Karena ingatan, makhluk yang manusia sebut dengan nama manis “kenangan” itu, tak pernah ikut melambat. Ia secepat kilat. Ia tak pernah benar-benar pergi, apalagi terlupa. Ia hanya bersembunyi di sudut-sudut gelap, menunggu saat yang tepat untuk melompat keluar dan memberi pelukan. Pelukan yang erat, begitu erat, hingga kau sulit bernapas. Pelukan yang tak bisa kau lepaskan, karena ia adalah bagian dari dirimu sendiri. Kau adalah hantu dari masa lalumu, dan kenangan adalah rumah yang selalu kau datangi.

Puisi-puisi yang kutulis untukmu, kini terasa meranggas lebih dini. Seperti daun-daun di musim kemarau yang salah tanggal. Ia gugur, lalu bepergian, menumpang pada angin, singgah dari halaman ke halaman buku yang lain, dari satu pembaca ke pembaca yang lain. Untuk apa? Hanya untuk menemukan sebenarnya-benarnya pengertian. Mungkin di mataku, puisi itu adalah tentang rindu. Tapi di matamu, ia adalah tentang perpisahan. Dan di mata orang lain, mungkin hanya sekumpulan kata tanpa makna. Daun gugur itu terus mencari tanah yang mau menerimanya, membiarkannya membusuk dan menjadi sesuatu yang baru.

Begitulah mantra bekerja. Ia tidak menjelaskan, ia hanya ada.

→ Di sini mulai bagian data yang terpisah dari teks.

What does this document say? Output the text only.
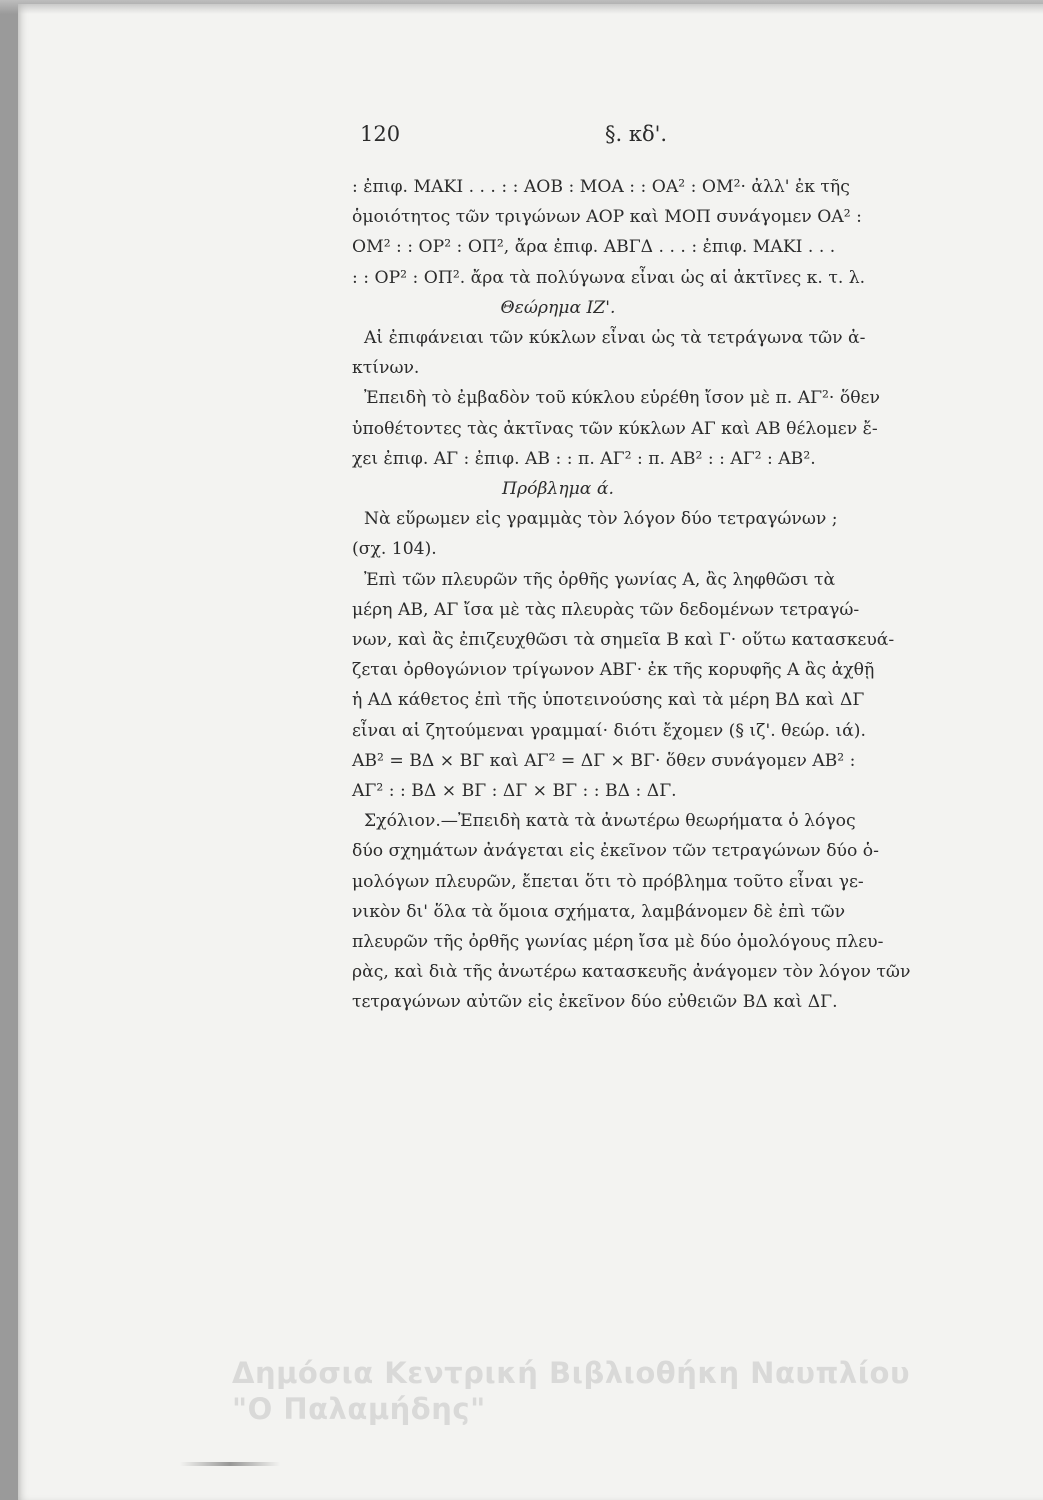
120	§. κδ'.
: ἐπιφ. ΜΑΚΙ . . . : : ΑΟΒ : ΜΟΑ : : ΟΑ² : ΟΜ²· ἀλλ' ἐκ τῆς
ὁμοιότητος τῶν τριγώνων ΑΟΡ καὶ ΜΟΠ συνάγομεν ΟΑ² :
ΟΜ² : : ΟΡ² : ΟΠ², ἄρα ἐπιφ. ΑΒΓΔ . . . : ἐπιφ. ΜΑΚΙ . . .
: : ΟΡ² : ΟΠ². ἄρα τὰ πολύγωνα εἶναι ὡς αἱ ἀκτῖνες κ. τ. λ.
Θεώρημα ΙΖ'.
Αἱ ἐπιφάνειαι τῶν κύκλων εἶναι ὡς τὰ τετράγωνα τῶν ἀ-
κτίνων.
Ἐπειδὴ τὸ ἐμβαδὸν τοῦ κύκλου εὑρέθη ἴσον μὲ π. ΑΓ²· ὅθεν
ὑποθέτοντες τὰς ἀκτῖνας τῶν κύκλων ΑΓ καὶ ΑΒ θέλομεν ἔ-
χει ἐπιφ. ΑΓ : ἐπιφ. ΑΒ : : π. ΑΓ² : π. ΑΒ² : : ΑΓ² : ΑΒ².
Πρόβλημα ά.
Νὰ εὕρωμεν εἰς γραμμὰς τὸν λόγον δύο τετραγώνων ;
(σχ. 104).
Ἐπὶ τῶν πλευρῶν τῆς ὀρθῆς γωνίας Α, ἂς ληφθῶσι τὰ
μέρη ΑΒ, ΑΓ ἴσα μὲ τὰς πλευρὰς τῶν δεδομένων τετραγώ-
νων, καὶ ἂς ἐπιζευχθῶσι τὰ σημεῖα Β καὶ Γ· οὕτω κατασκευά-
ζεται ὀρθογώνιον τρίγωνον ΑΒΓ· ἐκ τῆς κορυφῆς Α ἂς ἀχθῇ
ἡ ΑΔ κάθετος ἐπὶ τῆς ὑποτεινούσης καὶ τὰ μέρη ΒΔ καὶ ΔΓ
εἶναι αἱ ζητούμεναι γραμμαί· διότι ἔχομεν (§ ιζ'. θεώρ. ιά).
ΑΒ² = ΒΔ × ΒΓ καὶ ΑΓ² = ΔΓ × ΒΓ· ὅθεν συνάγομεν ΑΒ² :
ΑΓ² : : ΒΔ × ΒΓ : ΔΓ × ΒΓ : : ΒΔ : ΔΓ.
Σχόλιον.—Ἐπειδὴ κατὰ τὰ ἀνωτέρω θεωρήματα ὁ λόγος
δύο σχημάτων ἀνάγεται εἰς ἐκεῖνον τῶν τετραγώνων δύο ὁ-
μολόγων πλευρῶν, ἔπεται ὅτι τὸ πρόβλημα τοῦτο εἶναι γε-
νικὸν δι' ὅλα τὰ ὅμοια σχήματα, λαμβάνομεν δὲ ἐπὶ τῶν
πλευρῶν τῆς ὀρθῆς γωνίας μέρη ἴσα μὲ δύο ὁμολόγους πλευ-
ρὰς, καὶ διὰ τῆς ἀνωτέρω κατασκευῆς ἀνάγομεν τὸν λόγον τῶν
τετραγώνων αὐτῶν εἰς ἐκεῖνον δύο εὐθειῶν ΒΔ καὶ ΔΓ.
Δημόσια Κεντρική Βιβλιοθήκη Ναυπλίου
"Ο Παλαμήδης"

Ia tidak memberi solusi, ia hanya menemani. Di kala sepi yang paling puncak, di tengah kemacetan yang paling bangsat, atau di saat air mata akhirnya menemukan kata paling goda untuk berlinang. Puisi itu akan datang. Sebagai hantu, sebagai teman, sebagai dedengkot tua yang menepuk pundakmu dan berkata, “Aku di sini.” Tanpa perlu kau minta. Karena ia memang tak pernah ditujukan untuk hari kemarin, tapi untuk hari ini. Hari di mana kau akhirnya mengerti, bahwa upaya paling sederhana untuk menyapa bisa menjelma menjadi perjalanan paling rumit untuk dimaknai.